The idea for a Buchanan County Agri-Business Expo Center began as more of a fairgrounds project. This brings up pleasant images of rabbit shows and pie booths in rural settings across the Midwest.
It morphed into something much more complex and ambitious, a multi-use campus with a focus on agriculture, commerce, cultural activities and education. Drawings show multiple buildings on 145 acres of property south of U.S. Highway 36, on the east side of St. Joseph. Past reports put the total investment at $75 million.
You can’t blame the public for thinking this is unlikely to happen, especially since it isn’t the easiest thing in the world to explain.
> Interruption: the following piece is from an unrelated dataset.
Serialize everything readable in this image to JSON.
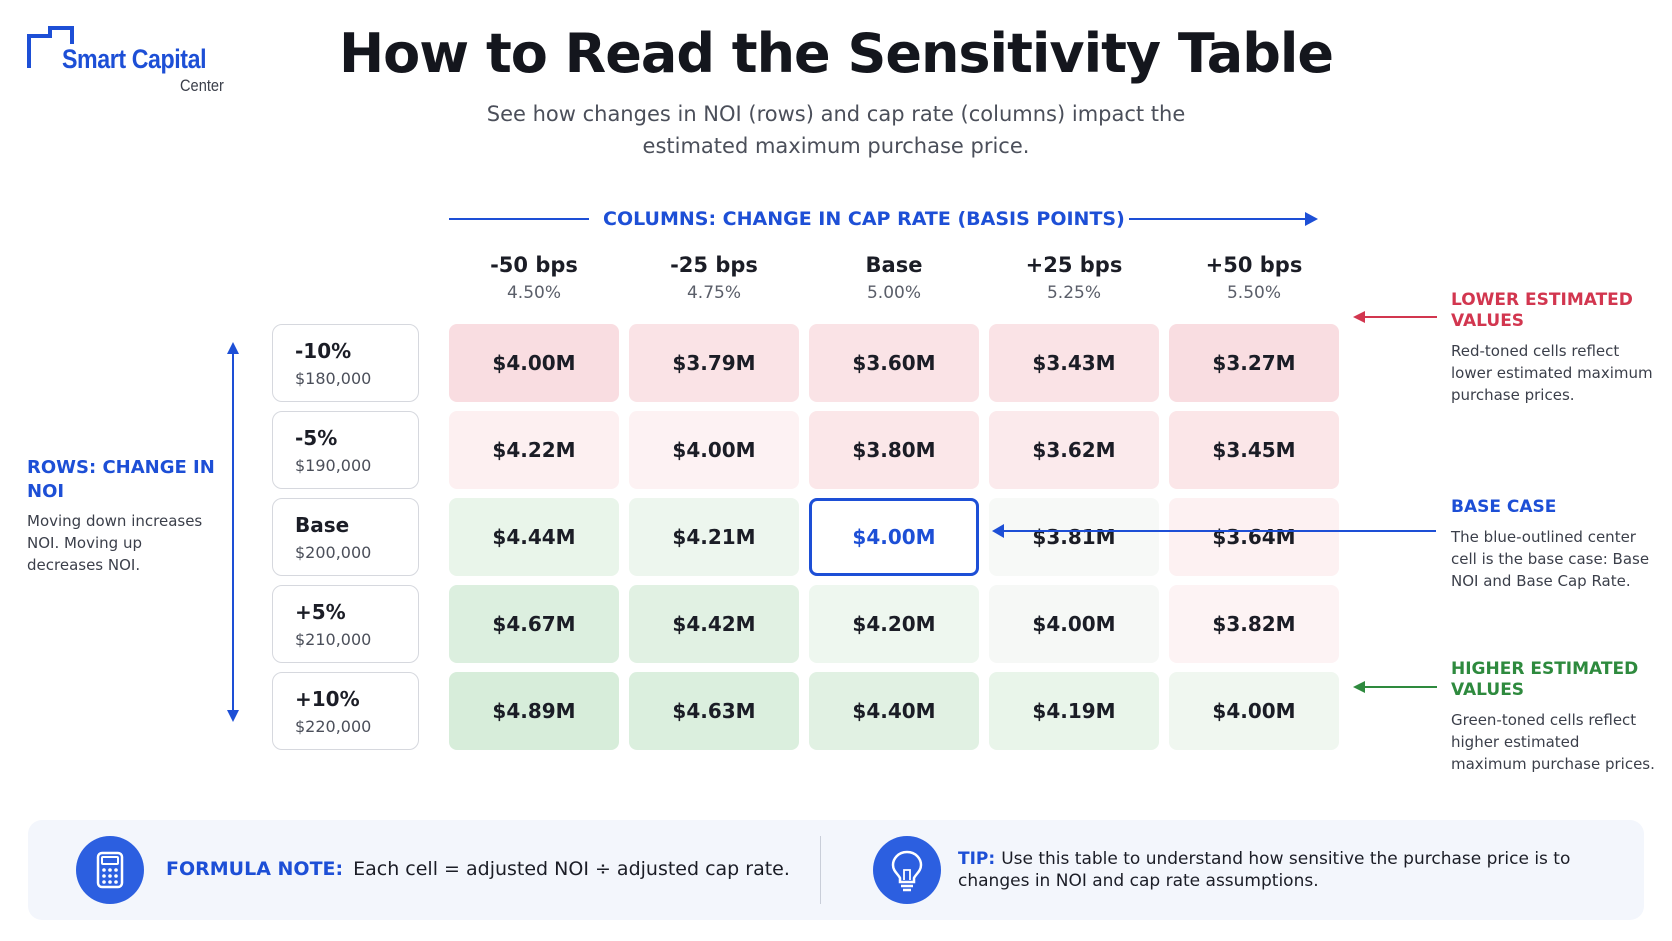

This concept has been discussed for more than a decade now, with changing scope, a change in leadership and perhaps some concern that taxpayers could be asked to contribute in the future. A similar feeling might exist on the west side of St. Joseph, in on-again, off-again discussions about a possible Downtown convention and events center.
But, on the east side of town, Expo Center advocates continue to plug away.
Backers can point to some success, not the least of which is a $5.1 million interchange off Highway 36 as well as a road extending north to an adjacent business park. The Expo Center has a board full of prominent citizens. It was established as a nonprofit organization that recorded a fund balance of $1.4 million in the 2017 tax year, according to IRS documents. Future priorities include nearly $2 million in site grading and resolution of $1 million in debt associated with the interchange and land purchase.
Now, organizers are hitting the restart button with a solicitation of private funds for this proposed facility, with a goal of completing this capital campaign sometime in the fall.
“There has been a lot of momentum surrounding the planning of the Ag Expo Center and making this plan a reality,” the Expo Center planners write in a draft solicitation letter. “... It’s come so far already.”
We believe this project, as described, has merit for the east side of St. Joseph and the entire region in Northwest Missouri. Some form of an Expo Center could help generate east-side growth and bridge the gap between city residents and the rural businesses and producers who are the lifeblood of our economy. While not directly impacting the Expo Center, Kansas City’s legitimate pitch for U.S. Department of Agriculture facilities shows just how vibrant and important this agri-business cluster is for our part of the country.
Momentum, though, is in the eye of the beholder. Supporters of the Expo Center will have to seize it. We believe they can.